The chief question is, whether the principle of res judicata applies here in bar of the rights of William Smith under the trust deed of 1854. He sues for one of the very “interests” all of which the supreme court has decided to have passed to Turner by the tax sale of 1864. This principle applies only in cases where these four things concur, viz.: 1st, where there is an identity of the thing sued for; 2d, where there is an identity of the cause of action; 3d, where there is an identity of persons and of parties to the suits; and 4th, where there is an identity of character or quality in the parties for or against whom the claim is madfe. Bouv. Law Diet. tit. “Res Judicata,” and the numerous cases there cited. In the present case it may be conceded, that the first condition exists. But the rest do not. As to the second, the cause of action in Turner v. Smith, 14 Wall. [81 U. S.] 553, was rent distrained for; while here the prayer is for a foreclosure of a mortgage of a rent-charge alleged to rest upon the land. As to the third condition, except the defendants, David Turner and J. H. Smith, none of the parties are the same as they were in Turner v. Smith [supra]. As to the fourth condition, in that case, J.M. Smith sued as owner of the rent-charge, while in this suit William Smith sues as beneficiary in a deed of trust, conveying the rent-charge and all the interests held by the grantors in the deed in the land in question. Thus, the cause of action, the parties, and the quality or character of the-*693parties are all different in the two suits, and William Smith is not estopped irom bringing this suit by the judgment against J. M. Smith in the suit of Turner v. Smith. He may sue, moreover, for another and better reason. He certainly had rights in the lot on Royall street, Alexandria, at the time of the tax sale in 1864. If that sale was invalid those rights still subsist. He is not bound by any judicial decision upon the validity of that sale rendered in a cause in which he was not a party. The constitution declares that no person shall be deprived of his property, except by due process of law. If that tax sale has been declared valid, it has been declared so in a proceeding to which he was not a party, and he is in no manner bound by the decision. He has as much right to impeach that sale by judicial proceeding as if the suit of Turner v. Smith had never been brought. His right to sue is as good now as it ever was.
The other question in the case is, whether the decision of the supreme court in Turner v. Smith is not, as an authority in settling the principle of law on which it was decided, binding upon this court in this cause. It would undoubtedly be so but for certain considerations about to be stated. In the case of Turner v. Smith the validity of the tax sale of 1S64 was not contested and was admitted. That being a concession in that case, the supreme court decided only that by a valid tax sale, under the laws of the United States cited, the land which is sold passes to the purchaser clear of all incumbrances. The complainant in the present suit, however, raises no question as to what passes by such a sale, but contests the validity of the sale of 1864, and rests his suit upon the question of its validity. And not having been a party to the former suit, he is not bound by the concessions, admissions, omissions, faults, or blunders of the plaintiff in that suit, and the decision there is only binding here as to the principle there settled, and not as to any different principle of law not raised or passed upon there, but relied upon here as governing this case.
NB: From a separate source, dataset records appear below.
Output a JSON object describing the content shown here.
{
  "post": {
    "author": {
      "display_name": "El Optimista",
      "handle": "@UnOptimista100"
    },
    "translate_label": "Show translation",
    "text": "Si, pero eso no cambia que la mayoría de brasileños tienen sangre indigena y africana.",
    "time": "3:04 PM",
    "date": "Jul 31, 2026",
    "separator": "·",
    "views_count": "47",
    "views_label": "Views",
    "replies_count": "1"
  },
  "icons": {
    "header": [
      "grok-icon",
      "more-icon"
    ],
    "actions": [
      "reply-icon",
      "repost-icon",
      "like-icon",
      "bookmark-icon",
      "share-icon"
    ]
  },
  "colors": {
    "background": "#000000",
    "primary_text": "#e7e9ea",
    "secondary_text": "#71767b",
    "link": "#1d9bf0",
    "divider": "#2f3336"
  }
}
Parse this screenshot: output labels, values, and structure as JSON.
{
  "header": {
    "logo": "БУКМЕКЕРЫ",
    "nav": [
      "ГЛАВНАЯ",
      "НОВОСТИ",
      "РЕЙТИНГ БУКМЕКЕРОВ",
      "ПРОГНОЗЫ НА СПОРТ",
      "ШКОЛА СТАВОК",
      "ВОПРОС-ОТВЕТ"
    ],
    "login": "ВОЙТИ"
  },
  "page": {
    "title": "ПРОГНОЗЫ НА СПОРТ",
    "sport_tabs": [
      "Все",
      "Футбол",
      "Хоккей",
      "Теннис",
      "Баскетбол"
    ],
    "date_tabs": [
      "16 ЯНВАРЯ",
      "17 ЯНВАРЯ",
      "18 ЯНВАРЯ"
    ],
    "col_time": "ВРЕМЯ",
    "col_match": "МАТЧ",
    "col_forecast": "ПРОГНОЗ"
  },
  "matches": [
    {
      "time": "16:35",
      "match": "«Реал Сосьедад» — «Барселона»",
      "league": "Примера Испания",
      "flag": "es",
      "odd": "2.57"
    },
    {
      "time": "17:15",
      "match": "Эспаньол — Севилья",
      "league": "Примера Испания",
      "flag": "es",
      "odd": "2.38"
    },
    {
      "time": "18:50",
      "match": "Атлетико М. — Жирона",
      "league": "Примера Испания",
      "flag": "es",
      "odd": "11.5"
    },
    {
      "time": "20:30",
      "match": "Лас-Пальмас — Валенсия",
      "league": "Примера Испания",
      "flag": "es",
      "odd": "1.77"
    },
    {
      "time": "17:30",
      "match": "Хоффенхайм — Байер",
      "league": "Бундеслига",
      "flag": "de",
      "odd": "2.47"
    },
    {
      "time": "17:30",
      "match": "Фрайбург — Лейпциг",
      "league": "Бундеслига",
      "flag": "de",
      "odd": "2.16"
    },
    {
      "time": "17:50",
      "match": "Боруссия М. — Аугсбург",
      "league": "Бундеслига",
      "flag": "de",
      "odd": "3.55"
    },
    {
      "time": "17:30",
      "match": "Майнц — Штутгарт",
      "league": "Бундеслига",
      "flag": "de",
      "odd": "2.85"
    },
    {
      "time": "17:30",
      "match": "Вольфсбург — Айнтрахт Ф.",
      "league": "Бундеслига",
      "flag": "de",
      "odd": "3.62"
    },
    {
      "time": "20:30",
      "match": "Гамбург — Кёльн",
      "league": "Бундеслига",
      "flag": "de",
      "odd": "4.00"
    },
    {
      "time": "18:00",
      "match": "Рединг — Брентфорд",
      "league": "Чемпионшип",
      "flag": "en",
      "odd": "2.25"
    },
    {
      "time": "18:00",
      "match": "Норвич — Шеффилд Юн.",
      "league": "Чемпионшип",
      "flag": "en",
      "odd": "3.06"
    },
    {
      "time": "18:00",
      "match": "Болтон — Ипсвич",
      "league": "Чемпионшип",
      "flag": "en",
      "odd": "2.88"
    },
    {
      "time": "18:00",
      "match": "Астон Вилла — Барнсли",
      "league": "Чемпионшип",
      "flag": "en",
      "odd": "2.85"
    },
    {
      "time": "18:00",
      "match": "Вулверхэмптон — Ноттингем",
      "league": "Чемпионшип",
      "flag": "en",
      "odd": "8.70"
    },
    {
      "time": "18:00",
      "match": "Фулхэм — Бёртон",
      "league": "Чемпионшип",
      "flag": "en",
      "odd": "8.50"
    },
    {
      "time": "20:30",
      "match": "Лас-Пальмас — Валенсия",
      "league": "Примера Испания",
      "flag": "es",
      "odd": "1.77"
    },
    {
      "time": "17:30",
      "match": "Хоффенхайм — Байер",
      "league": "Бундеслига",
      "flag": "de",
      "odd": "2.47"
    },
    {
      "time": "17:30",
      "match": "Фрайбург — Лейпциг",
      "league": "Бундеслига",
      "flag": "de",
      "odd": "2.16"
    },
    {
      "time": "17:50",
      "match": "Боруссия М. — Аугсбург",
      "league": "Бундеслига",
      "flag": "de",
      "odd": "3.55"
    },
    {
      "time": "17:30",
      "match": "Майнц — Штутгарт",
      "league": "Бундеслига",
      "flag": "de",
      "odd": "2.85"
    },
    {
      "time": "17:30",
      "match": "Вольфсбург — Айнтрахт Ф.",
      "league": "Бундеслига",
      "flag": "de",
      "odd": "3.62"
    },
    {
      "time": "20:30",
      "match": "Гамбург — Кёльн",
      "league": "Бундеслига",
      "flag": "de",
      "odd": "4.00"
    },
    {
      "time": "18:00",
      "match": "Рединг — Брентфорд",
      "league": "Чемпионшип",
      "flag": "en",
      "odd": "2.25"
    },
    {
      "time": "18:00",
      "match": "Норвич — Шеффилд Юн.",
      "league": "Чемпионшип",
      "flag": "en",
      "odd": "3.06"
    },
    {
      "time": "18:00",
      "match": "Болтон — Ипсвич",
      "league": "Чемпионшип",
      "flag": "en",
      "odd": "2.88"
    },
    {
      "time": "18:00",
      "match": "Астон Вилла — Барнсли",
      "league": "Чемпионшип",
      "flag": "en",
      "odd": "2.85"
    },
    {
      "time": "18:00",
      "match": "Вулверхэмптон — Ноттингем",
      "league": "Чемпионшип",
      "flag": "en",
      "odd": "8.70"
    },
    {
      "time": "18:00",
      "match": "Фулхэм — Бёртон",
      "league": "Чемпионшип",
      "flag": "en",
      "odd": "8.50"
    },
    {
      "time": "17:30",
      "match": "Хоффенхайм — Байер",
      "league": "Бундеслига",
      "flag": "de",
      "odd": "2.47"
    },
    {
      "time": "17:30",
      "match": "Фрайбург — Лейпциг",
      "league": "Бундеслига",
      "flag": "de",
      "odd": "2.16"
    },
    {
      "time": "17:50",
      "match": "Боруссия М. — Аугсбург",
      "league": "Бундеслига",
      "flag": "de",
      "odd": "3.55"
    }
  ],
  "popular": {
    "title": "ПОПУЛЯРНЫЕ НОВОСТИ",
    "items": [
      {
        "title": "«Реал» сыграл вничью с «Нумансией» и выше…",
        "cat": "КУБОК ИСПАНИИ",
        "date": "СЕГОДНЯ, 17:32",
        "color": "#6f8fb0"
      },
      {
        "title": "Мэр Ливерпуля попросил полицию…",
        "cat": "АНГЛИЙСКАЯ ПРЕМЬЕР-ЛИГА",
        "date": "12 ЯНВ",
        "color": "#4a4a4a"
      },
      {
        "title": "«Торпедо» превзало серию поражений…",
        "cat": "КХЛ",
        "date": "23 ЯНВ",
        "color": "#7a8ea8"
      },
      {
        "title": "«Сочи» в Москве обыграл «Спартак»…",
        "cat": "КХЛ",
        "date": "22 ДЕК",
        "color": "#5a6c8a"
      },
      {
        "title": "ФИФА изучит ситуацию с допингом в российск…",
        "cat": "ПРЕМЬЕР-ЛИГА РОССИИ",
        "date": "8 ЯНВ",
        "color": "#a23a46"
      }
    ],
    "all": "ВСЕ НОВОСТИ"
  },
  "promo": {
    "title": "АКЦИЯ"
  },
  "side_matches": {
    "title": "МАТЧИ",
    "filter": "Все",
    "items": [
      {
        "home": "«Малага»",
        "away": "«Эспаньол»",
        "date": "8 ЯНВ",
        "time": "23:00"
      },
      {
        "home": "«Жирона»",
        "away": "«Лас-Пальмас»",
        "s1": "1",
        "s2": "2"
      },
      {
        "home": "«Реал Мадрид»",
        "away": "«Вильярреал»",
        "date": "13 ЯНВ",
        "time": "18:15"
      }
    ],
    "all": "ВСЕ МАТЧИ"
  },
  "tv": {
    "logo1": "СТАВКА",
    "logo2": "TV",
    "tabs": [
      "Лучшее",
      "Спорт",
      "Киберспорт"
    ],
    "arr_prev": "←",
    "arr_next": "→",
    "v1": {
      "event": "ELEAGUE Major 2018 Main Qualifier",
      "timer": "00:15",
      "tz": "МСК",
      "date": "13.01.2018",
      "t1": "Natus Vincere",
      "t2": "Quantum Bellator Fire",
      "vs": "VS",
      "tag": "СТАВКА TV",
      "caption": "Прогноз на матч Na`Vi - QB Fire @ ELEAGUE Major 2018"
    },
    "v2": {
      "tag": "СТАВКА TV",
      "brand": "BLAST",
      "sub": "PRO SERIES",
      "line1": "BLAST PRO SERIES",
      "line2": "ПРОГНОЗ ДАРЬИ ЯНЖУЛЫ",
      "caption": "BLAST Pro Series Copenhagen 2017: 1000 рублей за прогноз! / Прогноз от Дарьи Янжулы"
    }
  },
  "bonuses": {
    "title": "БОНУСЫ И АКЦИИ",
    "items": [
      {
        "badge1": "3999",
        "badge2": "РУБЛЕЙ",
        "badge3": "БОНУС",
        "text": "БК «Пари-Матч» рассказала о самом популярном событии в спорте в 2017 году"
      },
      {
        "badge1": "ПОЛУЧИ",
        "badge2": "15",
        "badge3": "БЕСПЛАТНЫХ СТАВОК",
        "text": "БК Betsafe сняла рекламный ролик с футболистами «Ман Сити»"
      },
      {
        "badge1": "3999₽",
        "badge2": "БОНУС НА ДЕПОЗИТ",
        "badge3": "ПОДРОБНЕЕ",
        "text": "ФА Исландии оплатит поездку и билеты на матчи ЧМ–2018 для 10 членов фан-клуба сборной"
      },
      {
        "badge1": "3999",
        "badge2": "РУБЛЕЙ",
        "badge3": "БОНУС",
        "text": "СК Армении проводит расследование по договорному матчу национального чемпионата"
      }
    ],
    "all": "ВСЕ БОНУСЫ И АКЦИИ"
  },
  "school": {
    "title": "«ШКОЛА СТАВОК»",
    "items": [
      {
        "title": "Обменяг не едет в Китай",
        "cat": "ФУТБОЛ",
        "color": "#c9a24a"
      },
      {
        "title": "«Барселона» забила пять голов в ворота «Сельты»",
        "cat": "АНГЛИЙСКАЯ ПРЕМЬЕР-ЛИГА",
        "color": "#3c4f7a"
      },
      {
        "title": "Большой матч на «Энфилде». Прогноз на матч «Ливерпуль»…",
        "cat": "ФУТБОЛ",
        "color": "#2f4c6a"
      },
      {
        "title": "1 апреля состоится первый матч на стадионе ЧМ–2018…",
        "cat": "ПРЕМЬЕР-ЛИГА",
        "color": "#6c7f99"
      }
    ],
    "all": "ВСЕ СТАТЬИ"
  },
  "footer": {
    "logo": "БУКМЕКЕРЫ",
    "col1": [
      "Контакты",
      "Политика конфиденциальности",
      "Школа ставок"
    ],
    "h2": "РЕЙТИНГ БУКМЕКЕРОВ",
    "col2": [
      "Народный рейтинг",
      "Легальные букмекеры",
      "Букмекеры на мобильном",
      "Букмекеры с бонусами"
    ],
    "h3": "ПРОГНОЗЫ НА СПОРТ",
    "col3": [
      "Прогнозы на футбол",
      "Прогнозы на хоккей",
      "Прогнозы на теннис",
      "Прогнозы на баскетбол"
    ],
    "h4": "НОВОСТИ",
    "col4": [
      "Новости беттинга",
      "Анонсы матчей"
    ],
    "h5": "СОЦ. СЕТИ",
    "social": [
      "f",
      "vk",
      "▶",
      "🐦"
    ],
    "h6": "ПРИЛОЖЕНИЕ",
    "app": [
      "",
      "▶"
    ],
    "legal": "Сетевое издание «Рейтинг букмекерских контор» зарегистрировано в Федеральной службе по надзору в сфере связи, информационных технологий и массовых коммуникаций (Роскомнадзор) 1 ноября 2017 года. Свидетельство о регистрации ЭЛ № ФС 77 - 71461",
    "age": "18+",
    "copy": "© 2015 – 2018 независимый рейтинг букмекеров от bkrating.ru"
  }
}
The question here being the validity of the tax sale of 1804, and the facts of that sale being shown in the evidence to be identical with those which existed in the tax sale which was passed upon by the supreme court in the case of Tacey v. Irwin (reported in 18 Wall. [85 U. S.] 549), the complainant contends that this court is bound by the decision in Tacey v. Irwin, and not by that in Turner v. Smith. In the case of Bennett v. Hunter, 9 Wall. [76 U. S.] 326, the supreme court had decided that the owner of land assessed with a federal tax was not hound to tender the tax due in person, but might do so by another, and that if, in consequence of the refusal of tax commissioners to receive a tax when tendered by a person other than the owner of the land, the land was forfeited and sold, such tax sale was invalid. In the case of Tacey v. Irwin [supra], the supreme court held, that where the tax commissioners advertised, or gave out to the public, that they would not receive taxes from any but the owners of lands in person, then a tender by others than the owners was rendered useless and nugatory, and need not be proved, and that tax sales made of such lands were invalid and null.
The facts here being the same as they were in the case of Tacey v. Irwin, and the question of law upon these facts being the same, the decision there furnishes the law to this court of this case, and a decree must he given for the complainant.